The PEO industry was born over 3 decades ago on the basic concept that pooling risk and buying power between is capable of solving the cost issues associated with workers’ compensation, a concept later applied to employee benefits. A PEO is a business that is contracted to hire the existing employees of client companies and subsequently lease those same employees back to the original entity. Through self-insurance, group buying power and economies of scale in providing payroll and human resource functions, the theory goes that these organizations can ultimately increase the efficiency and profitability of small to medium sized businesses. This sounds great, and in many cases it all works out, but the bottom line remains that there is joint exposure to the experience of other companies within the group and more importantly, there is joint liability for the practices of the PEO itself.

In the ideal case, a PEO is run properly, the owners are selective about the clients that are brought into the pool, the groups within the PEO are not detrimental to one another and the increased buying power saves some hard dollars for client companies. In the short term this often works, but it is likely that there will be a cost associated with employing PEO services in today’s environment. And even when there seems to be an immediate savings, there is often fuzzy math associated with the proposal process and undisclosed secrets about the pass through of tax benefits and other items that should be presented more honestly and transparently, but the real concern a PEO prospect should raise goes far beyond price and premium dollars.

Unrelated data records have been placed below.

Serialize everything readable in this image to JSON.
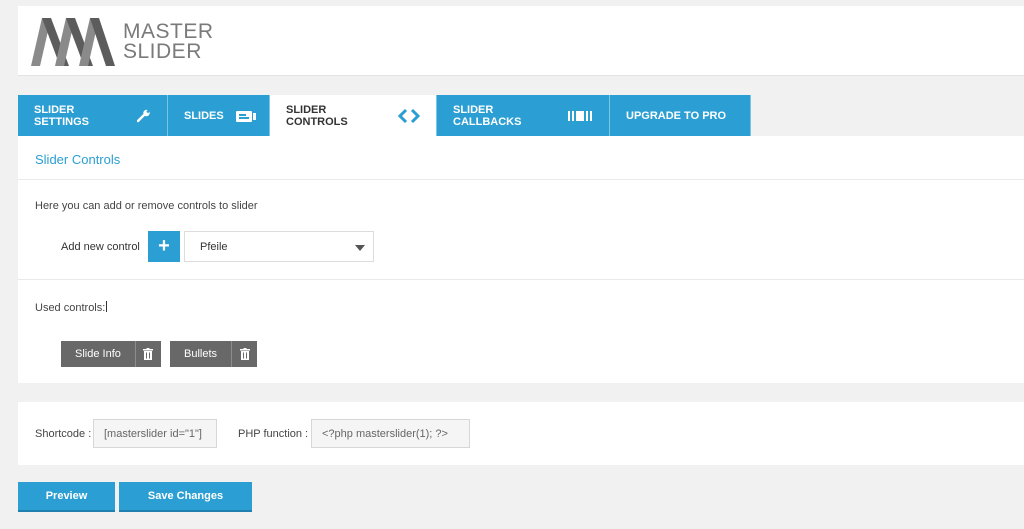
{
  "brand": {
    "line1": "MASTER",
    "line2": "SLIDER"
  },
  "tabs": [
    {
      "label": "SLIDER SETTINGS",
      "icon": "wrench-icon",
      "active": false
    },
    {
      "label": "SLIDES",
      "icon": "slides-icon",
      "active": false
    },
    {
      "label": "SLIDER CONTROLS",
      "icon": "arrows-icon",
      "active": true
    },
    {
      "label": "SLIDER CALLBACKS",
      "icon": "callbacks-icon",
      "active": false
    },
    {
      "label": "UPGRADE TO PRO",
      "icon": "",
      "active": false
    }
  ],
  "controls_panel": {
    "title": "Slider Controls",
    "description": "Here you can add or remove controls to slider",
    "add_label": "Add new control",
    "add_button": "+",
    "select_value": "Pfeile",
    "used_label": "Used controls:",
    "used_controls": [
      "Slide Info",
      "Bullets"
    ]
  },
  "shortcode": {
    "label": "Shortcode :",
    "value": "[masterslider id=\"1\"]",
    "php_label": "PHP function :",
    "php_value": "<?php masterslider(1); ?>"
  },
  "actions": {
    "preview": "Preview",
    "save": "Save Changes"
  },
  "colors": {
    "accent": "#2b9fd3",
    "control_bg": "#686868",
    "page_bg": "#f1f1f1"
  }
}
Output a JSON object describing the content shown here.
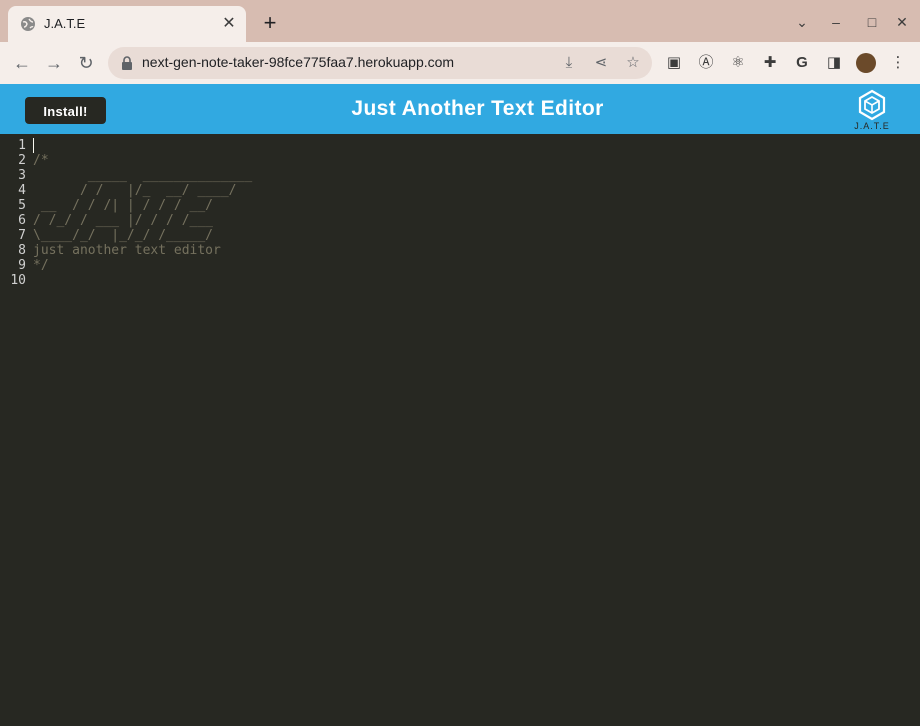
{
  "browser": {
    "tab": {
      "title": "J.A.T.E",
      "favicon": "globe-icon"
    },
    "url": "next-gen-note-taker-98fce775faa7.herokuapp.com"
  },
  "app": {
    "install_label": "Install!",
    "title": "Just Another Text Editor",
    "logo_text": "J.A.T.E",
    "header_color": "#31a9e1",
    "editor_bg": "#272822"
  },
  "editor": {
    "lines": [
      {
        "n": "1",
        "text": ""
      },
      {
        "n": "2",
        "text": "/*"
      },
      {
        "n": "3",
        "text": "       _____  ______________"
      },
      {
        "n": "4",
        "text": "      / /   |/_  __/ ____/"
      },
      {
        "n": "5",
        "text": " __  / / /| | / / / __/"
      },
      {
        "n": "6",
        "text": "/ /_/ / ___ |/ / / /___"
      },
      {
        "n": "7",
        "text": "\\____/_/  |_/_/ /_____/"
      },
      {
        "n": "8",
        "text": "just another text editor"
      },
      {
        "n": "9",
        "text": "*/"
      },
      {
        "n": "10",
        "text": ""
      }
    ]
  }
}
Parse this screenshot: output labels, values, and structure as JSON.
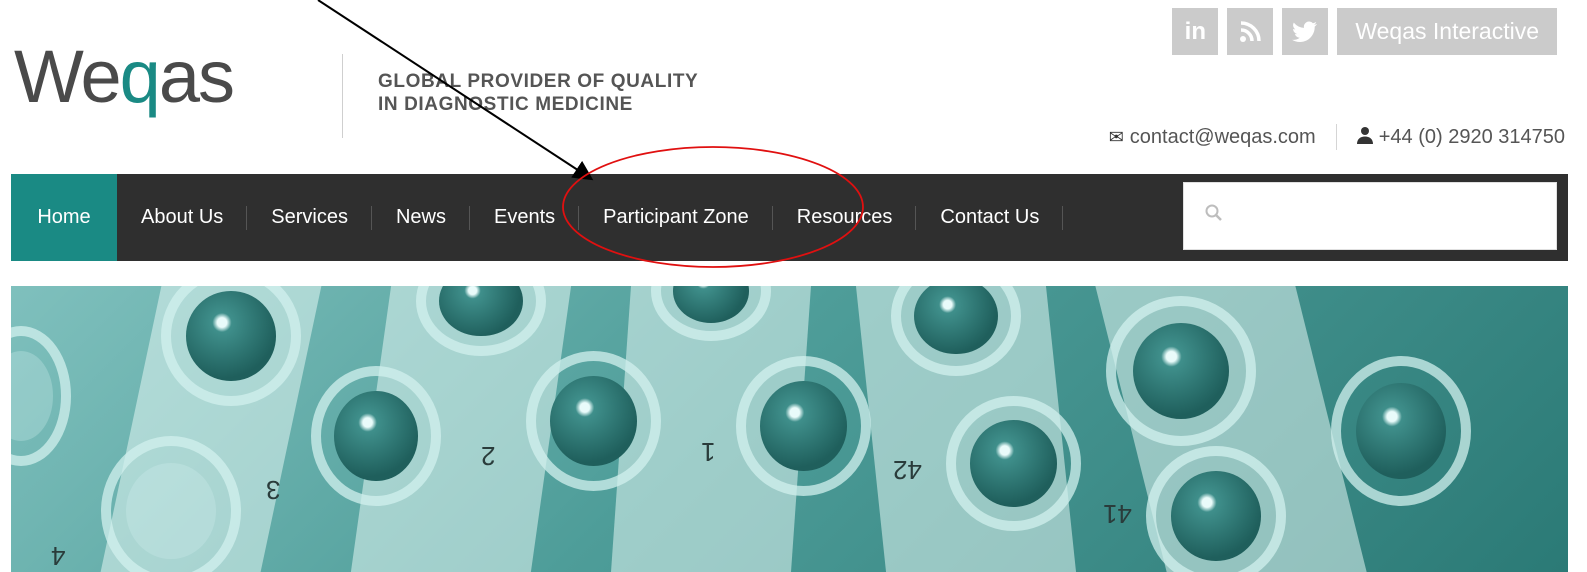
{
  "brand": {
    "logo_text_a": "We",
    "logo_text_q": "q",
    "logo_text_b": "as",
    "tagline_line1": "GLOBAL PROVIDER OF QUALITY",
    "tagline_line2": "IN DIAGNOSTIC MEDICINE"
  },
  "social": {
    "linkedin": "in",
    "rss_icon": "rss-icon",
    "twitter_icon": "twitter-icon",
    "interactive_label": "Weqas Interactive"
  },
  "contact": {
    "email": "contact@weqas.com",
    "phone": "+44 (0) 2920 314750"
  },
  "nav": {
    "items": [
      {
        "label": "Home"
      },
      {
        "label": "About Us"
      },
      {
        "label": "Services"
      },
      {
        "label": "News"
      },
      {
        "label": "Events"
      },
      {
        "label": "Participant Zone"
      },
      {
        "label": "Resources"
      },
      {
        "label": "Contact Us"
      }
    ],
    "search_placeholder": ""
  },
  "banner": {
    "tube_labels": [
      "3",
      "2",
      "1",
      "42",
      "41",
      "4"
    ]
  },
  "colors": {
    "accent": "#1a8a84",
    "nav_bg": "#2f2f2f",
    "social_bg": "#cbcbcb",
    "annotation_red": "#e01010"
  }
}
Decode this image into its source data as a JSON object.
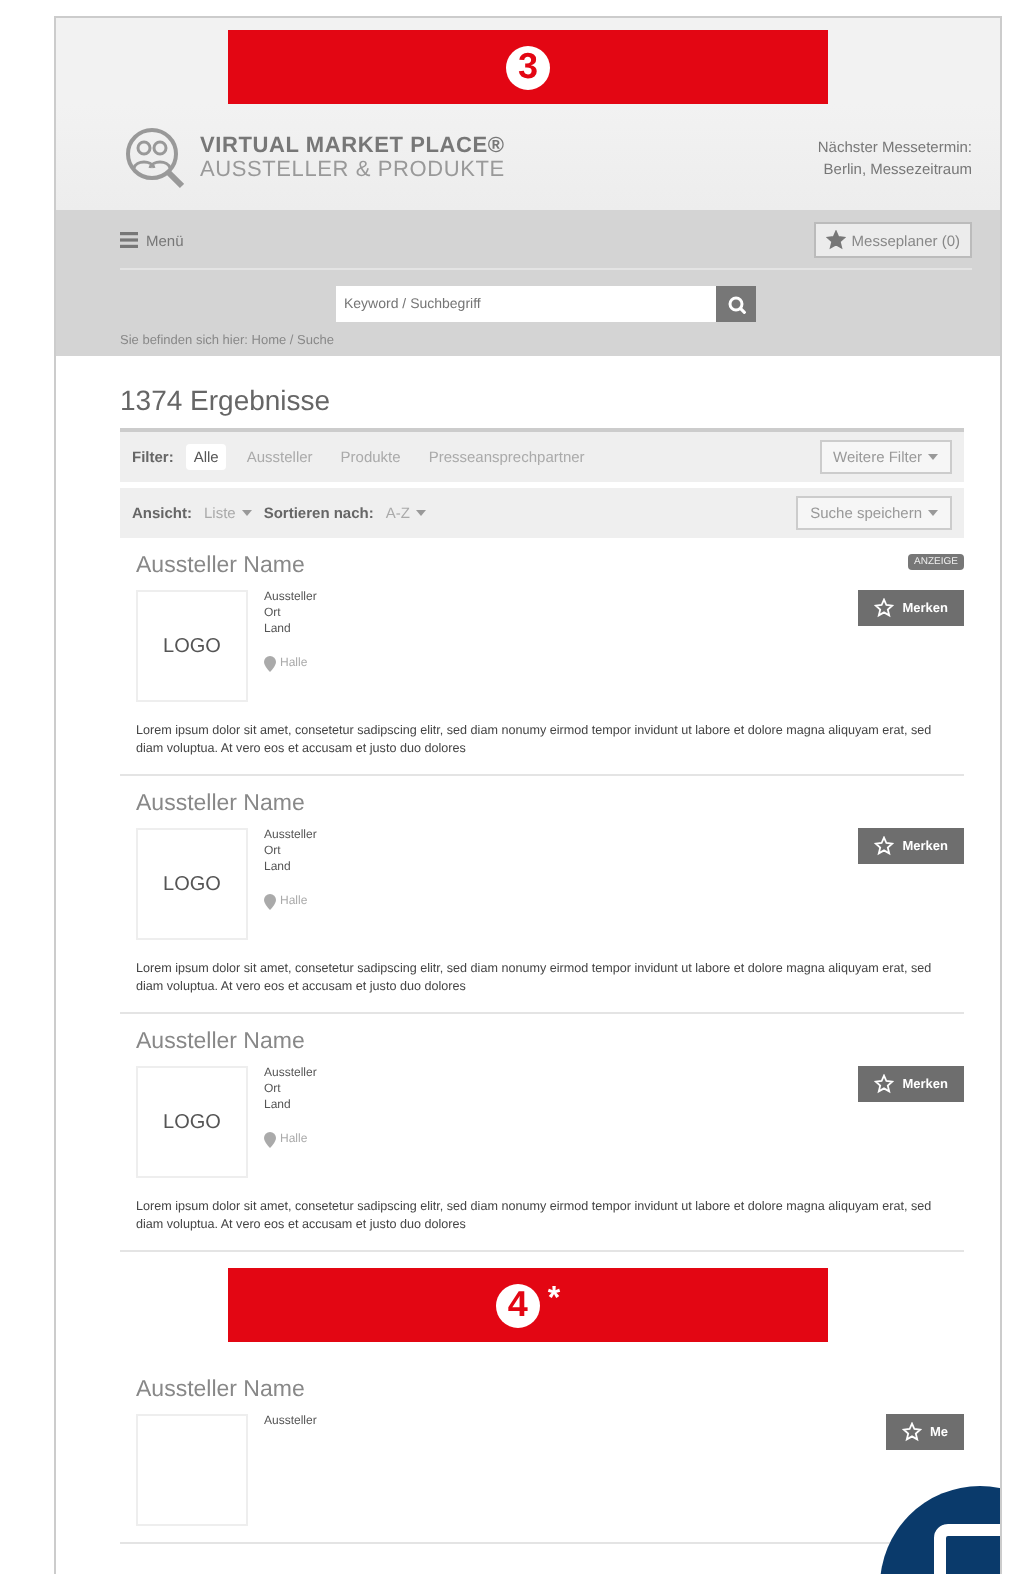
{
  "top_banner": {
    "number": "3"
  },
  "header": {
    "brand": "VIRTUAL MARKET PLACE®",
    "subtitle": "AUSSTELLER & PRODUKTE",
    "next_fair_label": "Nächster Messetermin:",
    "next_fair_value": "Berlin, Messezeitraum"
  },
  "nav": {
    "menu": "Menü",
    "planner": "Messeplaner (0)",
    "search_placeholder": "Keyword / Suchbegriff",
    "breadcrumb": "Sie befinden sich hier:  Home  /  Suche"
  },
  "results_title": "1374 Ergebnisse",
  "filter": {
    "label": "Filter:",
    "tabs": [
      {
        "label": "Alle",
        "selected": true
      },
      {
        "label": "Aussteller",
        "selected": false
      },
      {
        "label": "Produkte",
        "selected": false
      },
      {
        "label": "Presseansprechpartner",
        "selected": false
      }
    ],
    "more": "Weitere Filter"
  },
  "view": {
    "view_label": "Ansicht:",
    "view_value": "Liste",
    "sort_label": "Sortieren nach:",
    "sort_value": "A-Z",
    "save": "Suche speichern"
  },
  "cards": [
    {
      "name": "Aussteller Name",
      "badge": "ANZEIGE",
      "logo": "LOGO",
      "lines": [
        "Aussteller",
        "Ort",
        "Land"
      ],
      "hall": "Halle",
      "button": "Merken",
      "text": "Lorem ipsum dolor sit amet, consetetur sadipscing elitr, sed diam nonumy eirmod tempor invidunt ut labore et dolore magna aliquyam erat, sed diam voluptua. At vero eos et accusam et justo duo dolores"
    },
    {
      "name": "Aussteller Name",
      "logo": "LOGO",
      "lines": [
        "Aussteller",
        "Ort",
        "Land"
      ],
      "hall": "Halle",
      "button": "Merken",
      "text": "Lorem ipsum dolor sit amet, consetetur sadipscing elitr, sed diam nonumy eirmod tempor invidunt ut labore et dolore magna aliquyam erat, sed diam voluptua. At vero eos et accusam et justo duo dolores"
    },
    {
      "name": "Aussteller Name",
      "logo": "LOGO",
      "lines": [
        "Aussteller",
        "Ort",
        "Land"
      ],
      "hall": "Halle",
      "button": "Merken",
      "text": "Lorem ipsum dolor sit amet, consetetur sadipscing elitr, sed diam nonumy eirmod tempor invidunt ut labore et dolore magna aliquyam erat, sed diam voluptua. At vero eos et accusam et justo duo dolores"
    }
  ],
  "mid_banner": {
    "number": "4",
    "mark": "*"
  },
  "partial_card": {
    "name": "Aussteller Name",
    "lines": [
      "Aussteller"
    ],
    "button": "Me"
  }
}
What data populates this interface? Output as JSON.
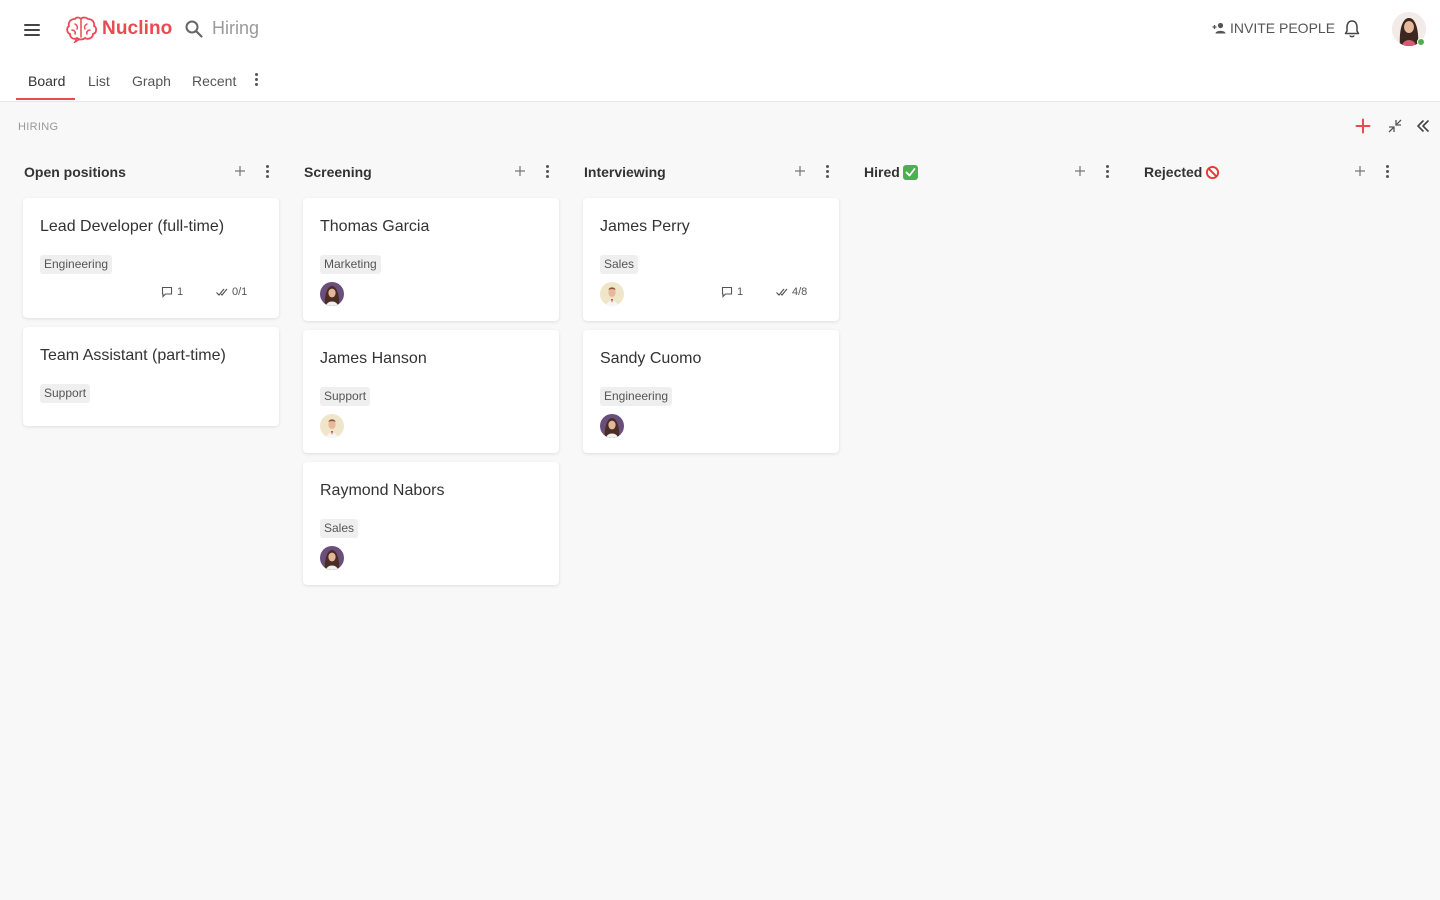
{
  "app": {
    "logo_text": "Nuclino",
    "search_placeholder": "Hiring",
    "invite_label": "INVITE PEOPLE",
    "accent_color": "#e94a54",
    "online_color": "#4caf50"
  },
  "tabs": [
    {
      "label": "Board",
      "active": true
    },
    {
      "label": "List",
      "active": false
    },
    {
      "label": "Graph",
      "active": false
    },
    {
      "label": "Recent",
      "active": false
    }
  ],
  "board": {
    "section_label": "HIRING",
    "columns": [
      {
        "title": "Open positions",
        "emoji": "",
        "cards": [
          {
            "title": "Lead Developer (full-time)",
            "tag": "Engineering",
            "avatar": "",
            "comments": "1",
            "tasks": "0/1"
          },
          {
            "title": "Team Assistant (part-time)",
            "tag": "Support",
            "avatar": "",
            "comments": "",
            "tasks": ""
          }
        ]
      },
      {
        "title": "Screening",
        "emoji": "",
        "cards": [
          {
            "title": "Thomas Garcia",
            "tag": "Marketing",
            "avatar": "woman-avatar",
            "comments": "",
            "tasks": ""
          },
          {
            "title": "James Hanson",
            "tag": "Support",
            "avatar": "man-avatar",
            "comments": "",
            "tasks": ""
          },
          {
            "title": "Raymond Nabors",
            "tag": "Sales",
            "avatar": "woman-avatar",
            "comments": "",
            "tasks": ""
          }
        ]
      },
      {
        "title": "Interviewing",
        "emoji": "",
        "cards": [
          {
            "title": "James Perry",
            "tag": "Sales",
            "avatar": "man-avatar",
            "comments": "1",
            "tasks": "4/8"
          },
          {
            "title": "Sandy Cuomo",
            "tag": "Engineering",
            "avatar": "woman-avatar",
            "comments": "",
            "tasks": ""
          }
        ]
      },
      {
        "title": "Hired",
        "emoji": "check-mark-emoji",
        "cards": []
      },
      {
        "title": "Rejected",
        "emoji": "no-entry-emoji",
        "cards": []
      }
    ]
  }
}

When a business owner turns over payroll, benefits, 401(K) and human resource administration to a third party, there needs to be a high level of trust that accounting is accurate, and most importantly, that money flows to the right places after leaving client accounts. With most service providers it is quite simple for a business owner to verify that taxes and premiums are being paid through transparent reporting functions and verifiable deposits, but with a PEO things are quite different. Co-employment within a PEO relationship creates a situation in which the service provider files on behalf of all the groups within the pool. There is no way for a client company to verify that the taxes and premiums are being paid in full, or at all for that matter. A client company has no way of knowing exactly what is going on behind the scenes. You may ask, “If the PEO is the employer of record, does that matter from a liability standpoint?” Many PEO owners and salespeople would tell you no, but that is simply not the case. Your business is and you are on the hook.

A recent episode with a PEO in Indiana has led the Indiana Department of Workforce development to decide that all clients within a PEO are “jointly and severally” liable for tax payments. In plain English, this means that a client who leaves a PEO that is found to be deficient in State Unemployment Insurance payments will hold all of that liability. You read this correctly. Each client carries the entire liability. The government wants its money and will not take a loss because of opaque accounting techniques or fuzzy math nor will the State of Indiana fall for a client company claiming ignorance. It is ultimately the individual business owner’s responsibility to ensure that tax payments and insurance premiums are being paid, and engaging in co-employment does not relieve you of that liability but exposes you to increased risk of breakdown.

If you are currently in a PEO relationship in the State of Indiana, I suggest you kick the tires a bit to see how much air there is. Ask your PEO for credentials such as ESAC accreditation or audited financials since you will never have anyway of real time verification of the flow of cash or payments. If you are interested in transparent alternatives, they do exist.